Xavier de la Selle : Nous n’avons pas véritablement réalisé de cartographie des entreprises industrielles au préalable. Le partenariat avec AB Fonderie et JST s’est noué par opportunité, grâce à un lien préexistant avec la Métropole de Lyon. Ça a aussi fonctionné parce que ce sont des entreprises qui démontrent déjà une forme assumée d’ouverture à ces projets. AB Fonderie n’a pas hésité à arrêter la production pendant une journée pour inviter ses salariés à une visite de l’exposition.
JST et AB Fonderie ont été disposées à nous accueillir, se faire photographier et à passer du temps avec nous malgré l’impact que cela peut avoir sur leur cœur de métier, la production.
On constate qu’une fois que le partenariat est en place, ça fonctionne !
Il y a forcément une alliance à redévelopper entre nous car, dans le récit historique officiel de la ville qui a pu être porté dans le passé, on n’évoquait pas la personnalité industrielle et ouvrière de Lyon. En remettant sur le devant de la scène une réalité bien ancrée sur le territoire nous reconnectons avec cette industrie toujours bien présente dans le paysage urbain.

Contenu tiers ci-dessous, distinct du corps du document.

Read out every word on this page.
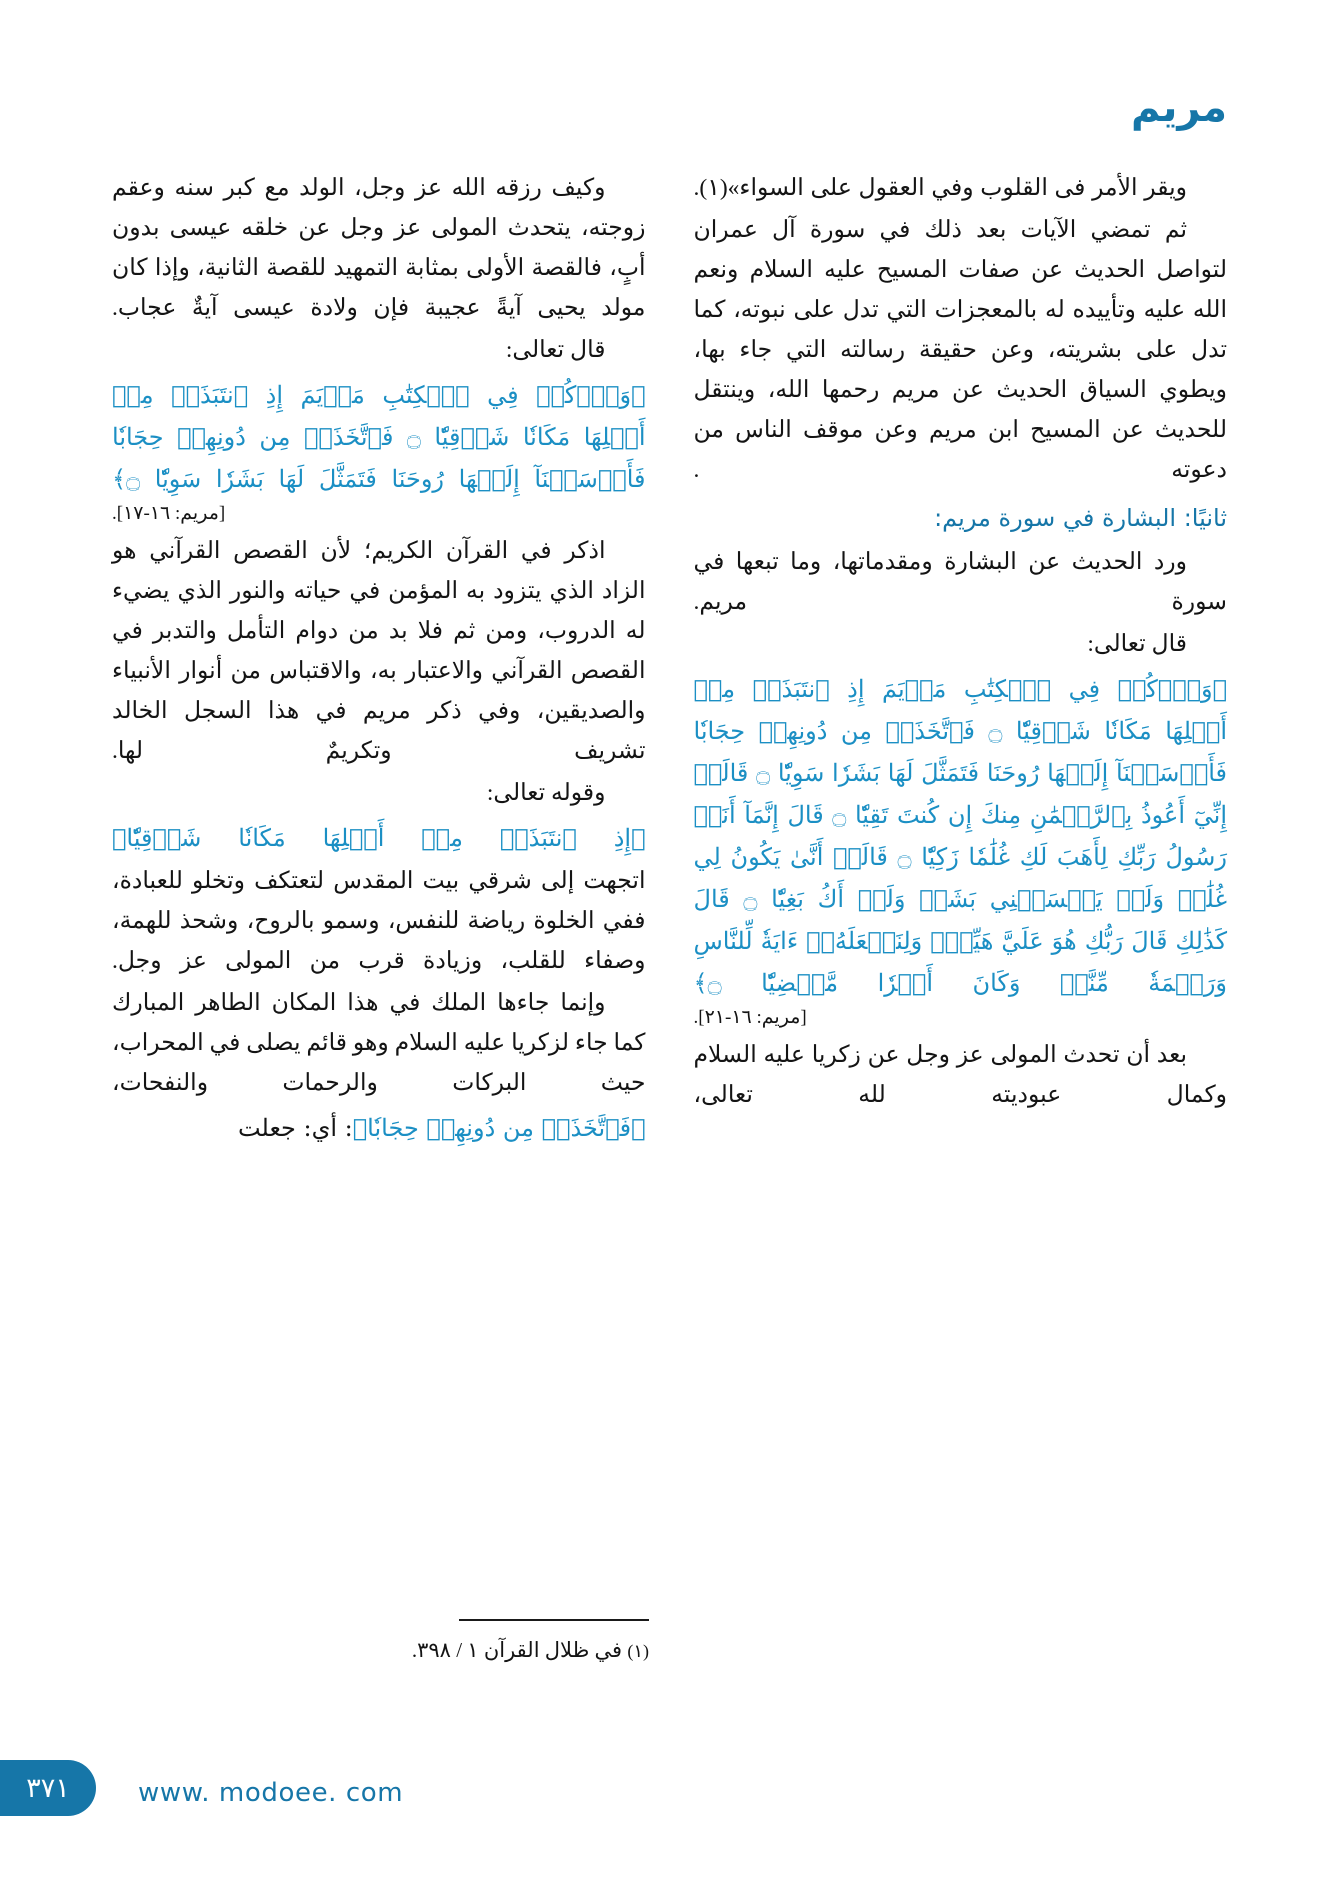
مريم

ويقر الأمر فى القلوب وفي العقول على السواء»(١).

ثم تمضي الآيات بعد ذلك في سورة آل عمران لتواصل الحديث عن صفات المسيح عليه السلام ونعم الله عليه وتأييده له بالمعجزات التي تدل على نبوته، كما تدل على بشريته، وعن حقيقة رسالته التي جاء بها، ويطوي السياق الحديث عن مريم رحمها الله، وينتقل للحديث عن المسيح ابن مريم وعن موقف الناس من دعوته .

ثانيًا: البشارة في سورة مريم:

ورد الحديث عن البشارة ومقدماتها، وما تبعها في سورة مريم.

قال تعالى:

﴿وَٱذۡكُرۡ فِي ٱلۡكِتَٰبِ مَرۡيَمَ إِذِ ٱنتَبَذَتۡ مِنۡ أَهۡلِهَا مَكَانٗا شَرۡقِيّٗا ۝ فَٱتَّخَذَتۡ مِن دُونِهِمۡ حِجَابٗا فَأَرۡسَلۡنَآ إِلَيۡهَا رُوحَنَا فَتَمَثَّلَ لَهَا بَشَرٗا سَوِيّٗا ۝ قَالَتۡ إِنِّيٓ أَعُوذُ بِٱلرَّحۡمَٰنِ مِنكَ إِن كُنتَ تَقِيّٗا ۝ قَالَ إِنَّمَآ أَنَا۠ رَسُولُ رَبِّكِ لِأَهَبَ لَكِ غُلَٰمٗا زَكِيّٗا ۝ قَالَتۡ أَنَّىٰ يَكُونُ لِي غُلَٰمٞ وَلَمۡ يَمۡسَسۡنِي بَشَرٞ وَلَمۡ أَكُ بَغِيّٗا ۝ قَالَ كَذَٰلِكِ قَالَ رَبُّكِ هُوَ عَلَيَّ هَيِّنٞۖ وَلِنَجۡعَلَهُۥٓ ءَايَةٗ لِّلنَّاسِ وَرَحۡمَةٗ مِّنَّاۚ وَكَانَ أَمۡرٗا مَّقۡضِيّٗا ۝﴾
[مريم: ١٦-٢١].

بعد أن تحدث المولى عز وجل عن زكريا عليه السلام وكمال عبوديته لله تعالى،

وكيف رزقه الله عز وجل، الولد مع كبر سنه وعقم زوجته، يتحدث المولى عز وجل عن خلقه عيسى بدون أبٍ، فالقصة الأولى بمثابة التمهيد للقصة الثانية، وإذا كان مولد يحيى آيةً عجيبة فإن ولادة عيسى آيةٌ عجاب.

قال تعالى:

﴿وَٱذۡكُرۡ فِي ٱلۡكِتَٰبِ مَرۡيَمَ إِذِ ٱنتَبَذَتۡ مِنۡ أَهۡلِهَا مَكَانٗا شَرۡقِيّٗا ۝ فَٱتَّخَذَتۡ مِن دُونِهِمۡ حِجَابٗا فَأَرۡسَلۡنَآ إِلَيۡهَا رُوحَنَا فَتَمَثَّلَ لَهَا بَشَرٗا سَوِيّٗا ۝﴾
[مريم: ١٦-١٧].

اذكر في القرآن الكريم؛ لأن القصص القرآني هو الزاد الذي يتزود به المؤمن في حياته والنور الذي يضيء له الدروب، ومن ثم فلا بد من دوام التأمل والتدبر في القصص القرآني والاعتبار به، والاقتباس من أنوار الأنبياء والصديقين، وفي ذكر مريم في هذا السجل الخالد تشريف وتكريمٌ لها.

وقوله تعالى:

﴿إِذِ ٱنتَبَذَتۡ مِنۡ أَهۡلِهَا مَكَانٗا شَرۡقِيّٗا﴾

اتجهت إلى شرقي بيت المقدس لتعتكف وتخلو للعبادة، ففي الخلوة رياضة للنفس، وسمو بالروح، وشحذ للهمة، وصفاء للقلب، وزيادة قرب من المولى عز وجل.

وإنما جاءها الملك في هذا المكان الطاهر المبارك كما جاء لزكريا عليه السلام وهو قائم يصلى في المحراب، حيث البركات والرحمات والنفحات،

﴿فَٱتَّخَذَتۡ مِن دُونِهِمۡ حِجَابٗا﴾: أي: جعلت
(١) في ظلال القرآن ١ / ٣٩٨.
٣٧١	www. modoee. com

Des imbrications avec la fondation ILYSE, avec les dispositifs lauréats portés par des acteurs de médiation industrielle sont à exploiter… Une visite de l’exposition, un atelier de découverte des métiers, des rencontres en entreprises… Nous pouvons mettre en commun nos manières de faire surtout quand elles sont complémentaires.